Джош — бывший питчер младшей лиги. Он высокий, сильный и сексуальный. Нью-Йорк полон женщин, которые могли бы привлечь его внимание. Красивых женщин с совершенными волосами, большими сиськами и опытом в создании всех своих воплощающихся в реальность сексуальных фантазий. Я же, ради всего святого, плоскогрудая театральная ботаничка, которая носит комбинезон! Я стимулирую ум мужчины, а не какую-то другую его часть.
А неверно истолковывать намерения парня достаточно неловко, когда это кто-то, кого я могу никогда больше не увидеть. Броситься на брата Элли было бы ошибкой, с которой мне, возможно, придется сталкиваться регулярно.
Я быстро отодвинулась от стола.
— Ты все? — спросила я, выдавив из себя приятную улыбку.
Джош моргнул, и та улыбка, что изогнула уголки его губ, быстро исчезла.

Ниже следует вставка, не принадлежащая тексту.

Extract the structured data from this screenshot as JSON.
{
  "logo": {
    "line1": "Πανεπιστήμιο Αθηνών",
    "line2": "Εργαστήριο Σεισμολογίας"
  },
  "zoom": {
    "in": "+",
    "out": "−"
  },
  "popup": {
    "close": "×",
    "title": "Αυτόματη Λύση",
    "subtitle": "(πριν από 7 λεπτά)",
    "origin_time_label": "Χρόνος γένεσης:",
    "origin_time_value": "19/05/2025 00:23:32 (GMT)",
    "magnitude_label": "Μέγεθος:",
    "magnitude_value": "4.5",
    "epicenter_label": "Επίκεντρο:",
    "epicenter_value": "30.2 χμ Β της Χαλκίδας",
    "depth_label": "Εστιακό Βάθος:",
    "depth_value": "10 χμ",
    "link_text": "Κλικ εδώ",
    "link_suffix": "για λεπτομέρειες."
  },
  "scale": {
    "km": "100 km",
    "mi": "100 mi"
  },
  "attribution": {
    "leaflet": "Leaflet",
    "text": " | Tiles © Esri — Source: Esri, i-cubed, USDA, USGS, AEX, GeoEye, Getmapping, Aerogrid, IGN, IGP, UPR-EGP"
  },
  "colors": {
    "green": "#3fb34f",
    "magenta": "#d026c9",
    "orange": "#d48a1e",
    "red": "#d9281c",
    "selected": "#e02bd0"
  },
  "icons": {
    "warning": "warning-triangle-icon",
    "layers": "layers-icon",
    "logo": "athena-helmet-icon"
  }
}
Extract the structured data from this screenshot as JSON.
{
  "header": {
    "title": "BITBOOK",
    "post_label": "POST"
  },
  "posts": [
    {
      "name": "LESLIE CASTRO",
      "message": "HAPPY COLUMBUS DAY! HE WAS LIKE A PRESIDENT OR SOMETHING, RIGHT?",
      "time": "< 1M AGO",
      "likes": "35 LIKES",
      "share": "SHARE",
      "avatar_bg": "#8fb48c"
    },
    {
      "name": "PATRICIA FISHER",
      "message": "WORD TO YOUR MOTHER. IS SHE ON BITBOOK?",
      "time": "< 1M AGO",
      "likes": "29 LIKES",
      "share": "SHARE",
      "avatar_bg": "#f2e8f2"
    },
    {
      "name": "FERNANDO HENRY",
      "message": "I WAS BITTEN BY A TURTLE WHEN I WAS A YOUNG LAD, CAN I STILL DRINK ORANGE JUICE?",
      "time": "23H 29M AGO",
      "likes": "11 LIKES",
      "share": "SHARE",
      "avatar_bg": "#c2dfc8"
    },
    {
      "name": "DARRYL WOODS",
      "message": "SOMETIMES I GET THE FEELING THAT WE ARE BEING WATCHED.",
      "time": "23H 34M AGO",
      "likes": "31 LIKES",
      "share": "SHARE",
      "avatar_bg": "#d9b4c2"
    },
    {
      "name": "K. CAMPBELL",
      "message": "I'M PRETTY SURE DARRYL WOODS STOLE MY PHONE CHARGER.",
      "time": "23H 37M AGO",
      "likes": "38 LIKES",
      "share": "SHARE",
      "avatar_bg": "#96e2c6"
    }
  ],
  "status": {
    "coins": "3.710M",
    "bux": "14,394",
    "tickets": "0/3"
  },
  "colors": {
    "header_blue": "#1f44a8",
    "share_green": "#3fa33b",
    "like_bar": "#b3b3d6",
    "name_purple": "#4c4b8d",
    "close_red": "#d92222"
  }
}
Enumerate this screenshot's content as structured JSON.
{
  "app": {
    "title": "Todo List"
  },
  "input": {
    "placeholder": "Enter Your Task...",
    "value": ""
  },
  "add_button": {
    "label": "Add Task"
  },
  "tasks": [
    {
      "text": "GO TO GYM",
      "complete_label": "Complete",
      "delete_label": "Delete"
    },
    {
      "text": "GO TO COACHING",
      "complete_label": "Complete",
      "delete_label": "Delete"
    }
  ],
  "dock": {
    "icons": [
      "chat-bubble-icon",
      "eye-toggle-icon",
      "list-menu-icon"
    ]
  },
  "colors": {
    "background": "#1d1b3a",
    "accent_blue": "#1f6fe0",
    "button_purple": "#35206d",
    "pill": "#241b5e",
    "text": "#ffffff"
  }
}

Он протянул мне свою пустую тарелку, у него снова было каменное лицо.
«Проклятие».
Мне представился прекрасный момент, а я все испортила. Не его вина, что я так разволновалась из-за кокетливого подшучивания, которое, вероятно, было второй натурой для кого-то вроде Джоша. Он ничего не имел в виду, просто безобидный разговор, который я восприняла как личное оскорбление. Это было похоже на то, как делали в Европе, где все говорили, что хотят спать со всеми, но на самом деле никто не делал этого.
Я никогда не была в Европе.
Джош встал и подошел к дивану, где оставил свой пиджак.
— Я ценю, что ты позволила мне лечь на свой диван, — сказал он, натягивая его. Даже в старой одежде он выглядел аппетитно. Лучше, чем панкейки.
— Ты привел меня домой, — напомнила я ему, все еще держа свою тарелку. — Я твоя должница.
— Думаю, завтрак погасил долг более чем.
Над нами повисло неловкое молчание.
— Хорошо… — сказала я, в то же время он сказал:
— Хорошо…
Мы оба посмотрели друг на друга.
— Мне пора, — сказал он, похлопывая себя по карманам.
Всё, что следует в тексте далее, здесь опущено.